Honeywell is already a household name in avionics. Now, the company is hoping to become an even bigger player in a massive market with yet-untapped potential: autonomous flight. While companies like Google’s Waymo are working to build fully autonomous ground vehicles, Honeywell is throwing its proverbial hat into the ring and working to bring that same technology to the skies. Borrowing concepts from its four-wheeled counterparts, Honeywell is attempting to teach light aircraft how to take off and land without any pilot intervention.
The future is autonomous
Honeywell isn’t the only corporation with its eyes set on urban air mobility (UAM) aircraft. They’re partnering with Vertical Aerospace, Volocopter, and others to make the dream of autonomous flying a reality. Autonomous aircraft would give private aviation companies a shorter turnaround time and reduce (or eliminate) the workload for pilots, ensuring a safer flying experience. Unmanned aerial vehicles (UAVs) also would revolutionize private jets and cargo drone operations in urban environments.
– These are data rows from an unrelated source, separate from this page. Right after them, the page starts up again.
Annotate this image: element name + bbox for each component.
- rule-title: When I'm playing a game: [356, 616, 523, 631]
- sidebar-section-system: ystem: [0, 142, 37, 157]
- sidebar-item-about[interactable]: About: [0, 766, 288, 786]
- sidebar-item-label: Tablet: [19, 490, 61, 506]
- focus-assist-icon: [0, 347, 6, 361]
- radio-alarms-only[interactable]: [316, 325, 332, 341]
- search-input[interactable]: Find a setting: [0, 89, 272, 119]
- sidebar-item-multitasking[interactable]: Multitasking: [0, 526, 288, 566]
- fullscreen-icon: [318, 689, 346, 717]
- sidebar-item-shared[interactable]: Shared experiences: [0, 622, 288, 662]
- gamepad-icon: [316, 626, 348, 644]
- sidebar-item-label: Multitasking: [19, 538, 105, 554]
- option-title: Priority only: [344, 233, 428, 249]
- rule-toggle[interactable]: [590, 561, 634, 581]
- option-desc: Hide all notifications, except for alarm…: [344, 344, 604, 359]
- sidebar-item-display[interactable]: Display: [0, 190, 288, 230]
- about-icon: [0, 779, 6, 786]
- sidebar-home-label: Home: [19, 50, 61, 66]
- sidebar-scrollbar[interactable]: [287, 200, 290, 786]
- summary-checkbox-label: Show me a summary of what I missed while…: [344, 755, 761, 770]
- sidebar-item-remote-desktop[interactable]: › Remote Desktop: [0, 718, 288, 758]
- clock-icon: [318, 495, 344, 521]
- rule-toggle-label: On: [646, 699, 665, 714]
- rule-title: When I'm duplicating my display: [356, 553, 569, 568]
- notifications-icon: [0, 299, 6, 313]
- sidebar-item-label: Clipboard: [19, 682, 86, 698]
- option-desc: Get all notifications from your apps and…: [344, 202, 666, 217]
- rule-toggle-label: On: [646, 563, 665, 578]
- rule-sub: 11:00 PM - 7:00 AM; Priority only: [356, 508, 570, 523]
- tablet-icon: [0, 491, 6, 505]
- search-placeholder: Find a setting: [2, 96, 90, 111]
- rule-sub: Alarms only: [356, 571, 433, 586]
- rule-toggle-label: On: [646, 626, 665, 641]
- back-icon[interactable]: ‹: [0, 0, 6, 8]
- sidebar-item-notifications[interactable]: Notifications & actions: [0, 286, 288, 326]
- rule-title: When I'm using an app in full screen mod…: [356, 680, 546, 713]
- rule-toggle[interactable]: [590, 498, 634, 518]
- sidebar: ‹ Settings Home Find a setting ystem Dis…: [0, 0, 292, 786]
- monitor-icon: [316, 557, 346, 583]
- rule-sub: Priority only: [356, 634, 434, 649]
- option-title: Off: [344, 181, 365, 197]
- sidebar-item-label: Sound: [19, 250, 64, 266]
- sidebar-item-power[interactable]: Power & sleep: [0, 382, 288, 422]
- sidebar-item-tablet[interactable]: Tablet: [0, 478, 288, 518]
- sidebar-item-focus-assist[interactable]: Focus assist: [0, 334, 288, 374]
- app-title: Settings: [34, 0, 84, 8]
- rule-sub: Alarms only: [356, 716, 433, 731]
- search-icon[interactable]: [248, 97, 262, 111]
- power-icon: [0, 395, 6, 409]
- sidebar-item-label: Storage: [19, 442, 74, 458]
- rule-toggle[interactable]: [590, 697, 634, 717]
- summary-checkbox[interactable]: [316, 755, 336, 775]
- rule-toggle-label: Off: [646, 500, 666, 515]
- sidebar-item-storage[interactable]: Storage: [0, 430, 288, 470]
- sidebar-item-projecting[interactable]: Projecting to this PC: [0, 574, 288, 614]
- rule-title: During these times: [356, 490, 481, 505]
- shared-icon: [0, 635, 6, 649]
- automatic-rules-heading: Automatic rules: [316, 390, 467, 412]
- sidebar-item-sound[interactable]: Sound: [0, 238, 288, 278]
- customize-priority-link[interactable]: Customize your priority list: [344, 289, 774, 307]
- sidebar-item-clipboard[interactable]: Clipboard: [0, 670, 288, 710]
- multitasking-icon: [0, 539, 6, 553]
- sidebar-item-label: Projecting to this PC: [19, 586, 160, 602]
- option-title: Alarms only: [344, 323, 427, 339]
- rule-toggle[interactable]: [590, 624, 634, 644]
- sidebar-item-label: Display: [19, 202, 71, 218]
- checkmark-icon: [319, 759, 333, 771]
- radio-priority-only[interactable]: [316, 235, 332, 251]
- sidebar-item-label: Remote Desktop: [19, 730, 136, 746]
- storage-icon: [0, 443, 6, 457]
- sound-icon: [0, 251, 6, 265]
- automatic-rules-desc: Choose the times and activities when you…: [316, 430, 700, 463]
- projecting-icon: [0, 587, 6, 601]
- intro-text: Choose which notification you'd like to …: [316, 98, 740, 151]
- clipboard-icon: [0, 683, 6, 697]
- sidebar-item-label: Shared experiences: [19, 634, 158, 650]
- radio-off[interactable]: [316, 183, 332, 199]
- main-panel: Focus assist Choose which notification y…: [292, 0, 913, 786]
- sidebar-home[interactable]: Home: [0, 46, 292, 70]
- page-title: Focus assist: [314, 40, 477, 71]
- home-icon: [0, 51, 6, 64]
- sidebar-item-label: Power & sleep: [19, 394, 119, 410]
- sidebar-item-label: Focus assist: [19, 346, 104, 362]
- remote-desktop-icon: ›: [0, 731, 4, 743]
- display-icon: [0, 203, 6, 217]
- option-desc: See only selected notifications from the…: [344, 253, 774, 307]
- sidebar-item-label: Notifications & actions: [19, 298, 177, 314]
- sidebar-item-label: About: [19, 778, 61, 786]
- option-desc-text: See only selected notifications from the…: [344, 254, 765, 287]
It’ll be a while before commercial airlines get their hands on autonomous technology. Honeywell favors eVTOL (electric vertical take-off and landing) vehicles for flight testing and sees a future rife with UAV potential — one where executives forego crowded terminals and fly straight to their destination in a UAV that lands on city rooftops.
Inside look at Honeywell’s operations
Honeywell has chosen the remote desert of Phoenix to set up camp. Their aircraft of choice is an Airbus AS350 equipped with cameras and sensors that detect QR codes on a landing pad. This technological strategy guides the helicopter toward a safe location without human interference.
The industrial conglomerate has experience with programming autopilot and intends to use this advantage to advance in the untapped UAV market. Honeywell and their partners are working exclusively with eVTOL aircraft for testing takeoff and landing features. The primary goal of the operation is to collect sensor data to further refine the capabilities of these sensors to act and react to their surroundings.
When will the future arrive?The race has begun to see which manufacturer will announce the industry’s first autonomous aircraft. Once UAVs are approved for the market, private aviation companies can expect a surge of interest from new and recurring customers. Autonomous aircraft could turn out to be the financial boost charters need as they recover from the pandemic.
Developers at Honeywell are working fast to create a takeoff and landing demonstration by the summer of 2021. With a fully autonomous eVTOL vehicle, Honeywell can achieve large strides toward a UAV model that may become available to the market in subsequent years. When that happens, private jets with autonomous capabilities will be the next hottest trend in aviation. After all, it’s a market projected to garner as much as $120 billion by 2030!